Analysis and Director's Decision

The Complainant was seriously injured in the course of his arrest in West Nipissing on July 11, 2023. The SIU was notified of the incident and initiated an investigation. The investigation is now concluded. On my assessment of the evidence, there are no reasonable grounds to believe that any officer involved in the Complainant’s arrest committed a criminal offence.

Pursuant to section 25(1) of the Criminal Code, police officers are immune from criminal liability for force used in the course of their duties provided such force was reasonably necessary in the execution of an act that they were required or authorized to do by law.

The Complainant was subject to an arrest warrant for having failed to comply with a release order. Accordingly, the officers were within their rights in seeking to take him into custody.
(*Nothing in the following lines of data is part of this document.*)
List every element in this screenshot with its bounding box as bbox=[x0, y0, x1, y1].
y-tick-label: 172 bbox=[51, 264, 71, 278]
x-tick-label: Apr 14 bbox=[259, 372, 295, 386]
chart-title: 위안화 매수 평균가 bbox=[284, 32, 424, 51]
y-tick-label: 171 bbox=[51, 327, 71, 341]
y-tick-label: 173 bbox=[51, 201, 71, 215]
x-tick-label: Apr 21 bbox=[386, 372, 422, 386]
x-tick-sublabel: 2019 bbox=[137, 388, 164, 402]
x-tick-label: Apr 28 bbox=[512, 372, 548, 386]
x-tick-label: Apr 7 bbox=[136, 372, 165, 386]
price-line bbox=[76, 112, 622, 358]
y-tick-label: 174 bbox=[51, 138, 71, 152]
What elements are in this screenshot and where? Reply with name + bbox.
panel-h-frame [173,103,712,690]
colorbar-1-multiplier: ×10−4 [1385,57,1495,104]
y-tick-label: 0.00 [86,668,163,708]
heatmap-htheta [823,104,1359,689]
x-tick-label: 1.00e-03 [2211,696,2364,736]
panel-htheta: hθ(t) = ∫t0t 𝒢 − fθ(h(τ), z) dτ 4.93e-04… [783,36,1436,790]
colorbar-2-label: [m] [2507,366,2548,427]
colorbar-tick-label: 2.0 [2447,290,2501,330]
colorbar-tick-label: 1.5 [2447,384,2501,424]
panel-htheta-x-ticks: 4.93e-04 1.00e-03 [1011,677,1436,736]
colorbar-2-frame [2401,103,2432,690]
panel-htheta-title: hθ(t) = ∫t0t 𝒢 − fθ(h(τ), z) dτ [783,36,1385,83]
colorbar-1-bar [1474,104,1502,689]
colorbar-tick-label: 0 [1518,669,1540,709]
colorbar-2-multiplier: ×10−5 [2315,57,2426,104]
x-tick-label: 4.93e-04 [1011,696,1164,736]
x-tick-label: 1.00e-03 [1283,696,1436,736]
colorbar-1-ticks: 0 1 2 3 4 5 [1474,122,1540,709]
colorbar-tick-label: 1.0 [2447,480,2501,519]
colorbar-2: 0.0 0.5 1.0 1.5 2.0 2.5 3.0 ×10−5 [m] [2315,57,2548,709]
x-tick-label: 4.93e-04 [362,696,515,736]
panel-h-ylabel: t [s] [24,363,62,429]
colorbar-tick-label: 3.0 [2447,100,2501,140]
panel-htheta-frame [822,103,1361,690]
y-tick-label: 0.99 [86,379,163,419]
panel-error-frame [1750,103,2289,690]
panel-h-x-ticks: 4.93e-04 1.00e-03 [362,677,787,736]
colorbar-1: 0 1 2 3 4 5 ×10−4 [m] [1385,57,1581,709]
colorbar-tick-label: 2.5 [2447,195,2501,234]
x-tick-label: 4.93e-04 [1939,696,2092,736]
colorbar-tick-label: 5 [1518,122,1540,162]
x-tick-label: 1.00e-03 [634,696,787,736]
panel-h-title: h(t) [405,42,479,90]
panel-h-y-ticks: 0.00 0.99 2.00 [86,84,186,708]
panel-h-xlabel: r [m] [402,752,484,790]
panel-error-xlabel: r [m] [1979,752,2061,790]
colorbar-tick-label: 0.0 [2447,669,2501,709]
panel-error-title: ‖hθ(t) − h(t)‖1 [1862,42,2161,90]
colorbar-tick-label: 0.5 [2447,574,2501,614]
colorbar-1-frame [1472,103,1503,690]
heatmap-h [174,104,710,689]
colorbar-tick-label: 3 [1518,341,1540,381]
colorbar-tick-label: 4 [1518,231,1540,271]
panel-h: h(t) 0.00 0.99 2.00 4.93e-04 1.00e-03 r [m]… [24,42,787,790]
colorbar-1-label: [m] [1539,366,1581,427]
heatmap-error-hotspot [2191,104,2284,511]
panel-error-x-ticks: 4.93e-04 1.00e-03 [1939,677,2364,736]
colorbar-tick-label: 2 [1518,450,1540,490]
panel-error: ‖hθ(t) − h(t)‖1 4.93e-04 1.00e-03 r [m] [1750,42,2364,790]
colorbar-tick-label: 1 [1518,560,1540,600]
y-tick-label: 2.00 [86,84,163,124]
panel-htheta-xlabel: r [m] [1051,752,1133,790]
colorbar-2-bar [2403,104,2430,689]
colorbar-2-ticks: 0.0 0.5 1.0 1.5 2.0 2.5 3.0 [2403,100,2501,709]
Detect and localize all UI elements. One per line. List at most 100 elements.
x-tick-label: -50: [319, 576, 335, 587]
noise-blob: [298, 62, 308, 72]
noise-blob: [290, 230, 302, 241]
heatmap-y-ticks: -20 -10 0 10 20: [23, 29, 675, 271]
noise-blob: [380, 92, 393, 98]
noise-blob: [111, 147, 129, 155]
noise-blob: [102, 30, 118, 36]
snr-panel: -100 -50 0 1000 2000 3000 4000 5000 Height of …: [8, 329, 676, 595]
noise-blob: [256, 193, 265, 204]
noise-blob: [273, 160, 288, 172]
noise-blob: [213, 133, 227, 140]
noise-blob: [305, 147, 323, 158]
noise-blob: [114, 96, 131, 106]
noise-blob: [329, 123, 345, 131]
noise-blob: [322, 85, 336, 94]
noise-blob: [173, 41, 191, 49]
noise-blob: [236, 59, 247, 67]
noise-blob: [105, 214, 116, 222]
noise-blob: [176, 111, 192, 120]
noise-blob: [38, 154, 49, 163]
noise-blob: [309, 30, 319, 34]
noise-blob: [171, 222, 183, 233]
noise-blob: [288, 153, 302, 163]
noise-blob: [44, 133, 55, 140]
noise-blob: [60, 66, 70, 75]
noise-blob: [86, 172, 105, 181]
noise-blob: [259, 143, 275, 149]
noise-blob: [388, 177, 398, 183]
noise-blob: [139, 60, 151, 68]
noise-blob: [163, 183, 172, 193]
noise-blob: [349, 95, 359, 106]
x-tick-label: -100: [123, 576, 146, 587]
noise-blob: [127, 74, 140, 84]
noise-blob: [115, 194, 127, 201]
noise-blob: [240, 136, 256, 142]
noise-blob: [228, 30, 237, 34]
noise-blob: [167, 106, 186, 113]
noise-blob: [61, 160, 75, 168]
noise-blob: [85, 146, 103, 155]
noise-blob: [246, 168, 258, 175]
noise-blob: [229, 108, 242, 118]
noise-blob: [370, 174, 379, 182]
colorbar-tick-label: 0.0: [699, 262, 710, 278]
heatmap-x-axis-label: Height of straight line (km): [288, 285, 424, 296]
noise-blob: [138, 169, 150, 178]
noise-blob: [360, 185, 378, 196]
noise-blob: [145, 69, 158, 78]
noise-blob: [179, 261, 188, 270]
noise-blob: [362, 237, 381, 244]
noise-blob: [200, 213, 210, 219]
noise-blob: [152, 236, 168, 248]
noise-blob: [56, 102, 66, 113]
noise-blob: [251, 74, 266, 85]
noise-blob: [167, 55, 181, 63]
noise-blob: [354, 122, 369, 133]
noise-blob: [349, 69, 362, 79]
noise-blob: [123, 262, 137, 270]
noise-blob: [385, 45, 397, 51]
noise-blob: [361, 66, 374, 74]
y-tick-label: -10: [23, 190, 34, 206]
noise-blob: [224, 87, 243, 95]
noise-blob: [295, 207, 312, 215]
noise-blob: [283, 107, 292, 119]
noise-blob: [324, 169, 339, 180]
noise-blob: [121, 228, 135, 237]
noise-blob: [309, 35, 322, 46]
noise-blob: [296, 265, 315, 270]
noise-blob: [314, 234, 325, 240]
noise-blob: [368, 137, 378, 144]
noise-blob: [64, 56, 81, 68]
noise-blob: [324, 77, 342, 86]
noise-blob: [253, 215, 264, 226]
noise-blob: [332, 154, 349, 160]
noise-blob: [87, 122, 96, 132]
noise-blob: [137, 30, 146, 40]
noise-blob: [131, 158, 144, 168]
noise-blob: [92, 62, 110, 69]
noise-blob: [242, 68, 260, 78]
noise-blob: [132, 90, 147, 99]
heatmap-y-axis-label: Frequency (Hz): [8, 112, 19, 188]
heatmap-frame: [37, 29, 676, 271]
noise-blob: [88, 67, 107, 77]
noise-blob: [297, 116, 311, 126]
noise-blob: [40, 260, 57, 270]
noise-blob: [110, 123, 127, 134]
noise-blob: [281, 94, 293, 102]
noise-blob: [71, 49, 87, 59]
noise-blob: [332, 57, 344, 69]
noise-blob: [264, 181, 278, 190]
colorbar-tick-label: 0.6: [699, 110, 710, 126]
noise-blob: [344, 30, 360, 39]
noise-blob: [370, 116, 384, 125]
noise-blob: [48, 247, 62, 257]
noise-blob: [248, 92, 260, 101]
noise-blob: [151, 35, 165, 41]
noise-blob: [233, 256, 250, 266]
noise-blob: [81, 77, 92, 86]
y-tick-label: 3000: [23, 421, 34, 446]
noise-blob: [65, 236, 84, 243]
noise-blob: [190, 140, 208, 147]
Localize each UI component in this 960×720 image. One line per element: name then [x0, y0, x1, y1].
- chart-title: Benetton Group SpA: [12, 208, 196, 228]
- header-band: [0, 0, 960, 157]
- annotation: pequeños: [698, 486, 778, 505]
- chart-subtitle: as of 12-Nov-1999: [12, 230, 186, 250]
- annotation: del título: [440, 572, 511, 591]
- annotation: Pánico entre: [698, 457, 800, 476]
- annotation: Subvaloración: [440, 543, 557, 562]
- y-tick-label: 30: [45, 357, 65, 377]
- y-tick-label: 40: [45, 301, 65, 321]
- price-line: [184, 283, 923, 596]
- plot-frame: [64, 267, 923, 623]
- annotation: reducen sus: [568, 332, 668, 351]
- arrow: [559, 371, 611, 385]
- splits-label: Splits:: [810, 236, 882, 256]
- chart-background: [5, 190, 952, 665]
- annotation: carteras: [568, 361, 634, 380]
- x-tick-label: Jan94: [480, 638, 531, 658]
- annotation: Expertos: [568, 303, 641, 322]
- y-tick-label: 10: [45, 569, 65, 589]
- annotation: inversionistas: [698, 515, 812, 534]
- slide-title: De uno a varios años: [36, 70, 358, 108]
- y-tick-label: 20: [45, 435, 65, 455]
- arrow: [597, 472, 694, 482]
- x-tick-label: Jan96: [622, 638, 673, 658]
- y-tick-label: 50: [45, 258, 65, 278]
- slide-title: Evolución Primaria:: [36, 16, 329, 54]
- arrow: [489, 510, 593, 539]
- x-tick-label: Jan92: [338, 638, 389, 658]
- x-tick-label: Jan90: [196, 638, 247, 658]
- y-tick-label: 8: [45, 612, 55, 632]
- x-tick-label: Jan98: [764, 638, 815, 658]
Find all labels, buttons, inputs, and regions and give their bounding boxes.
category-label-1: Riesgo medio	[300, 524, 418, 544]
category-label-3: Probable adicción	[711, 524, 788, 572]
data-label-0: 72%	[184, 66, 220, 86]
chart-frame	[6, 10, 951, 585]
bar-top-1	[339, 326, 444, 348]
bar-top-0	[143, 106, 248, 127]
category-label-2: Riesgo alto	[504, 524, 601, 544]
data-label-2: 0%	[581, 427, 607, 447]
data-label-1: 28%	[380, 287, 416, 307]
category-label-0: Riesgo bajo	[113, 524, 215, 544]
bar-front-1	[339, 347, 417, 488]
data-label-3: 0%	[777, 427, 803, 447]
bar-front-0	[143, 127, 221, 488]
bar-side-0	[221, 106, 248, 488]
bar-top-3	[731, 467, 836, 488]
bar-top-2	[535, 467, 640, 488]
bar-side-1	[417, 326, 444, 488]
The fact that the arrest occurred inside a dwelling-house is of no consequence in the instant case. The Complainant had effectively been arrested outside his home and he had no claim to protection when he subsequently attempted to flee into his home to avoid apprehension: see R v Feeney, [1997] 2 SCR 13.

With respect to the force brought to bear by the officers in aid of the Complainant’s arrest, I am satisfied it was legally justified. It was only after the Complainant had fled indoors and refused to submit himself peacefully to arrest that the officers took hold of him. The parties were evenly matched in the wrestling contest that ensued. The Complainant was described as a powerful man and it took the combined power of five officers to finally bring him to the floor. The use of pressure point techniques and the several strikes delivered by WO #2 and WO #5 would not appear excessive in the context of this type of struggle. Once handcuffed, no further force was used on the Complainant.

It is alleged the Complainant was subjected to excessive force during the altercation with police, including a kick to the genitals that he characterized as a sexual assault. This account, however, is insufficiently cogent to warrant being put to the test by a court. It suggests, for example, that the Complainant was unaware that WO #2 and WO #1 were police officers as they forced entry into his home. I find that hard to square with the fact that it concedes that the two officers had allowed the Complainant to bring the person home before arresting him. The allegation is also at odds with the officers’ accounts, none of which describe the choking and kicking incidents he mentions.

In the result, while I accept that the Complainant’s injury was incurred in the course of the struggle that marked his arrest, I am not satisfied it was attributable to any unlawful conduct on the part of the arresting officers. As such, there is no basis for proceeding with criminal charges. The file is closed.

Date: November 8, 2023

Electronically approved by

Joseph Martino
Special Investigations Unit


  • 1) The information in this section reflects the information received by the SIU at the time of notification and does not necessarily reflect the SIU’s finding of facts following its investigation. [Back to text]
  • 2) The following records contain sensitive personal information and are not being released pursuant to section 34(2) of the Special Investigations Unit Act, 2019. The material portions of the records are summarized below. [Back to text]


The signed English original report is authoritative, and any discrepancy between that report and the French and English online versions should be resolved in favour of the original English report.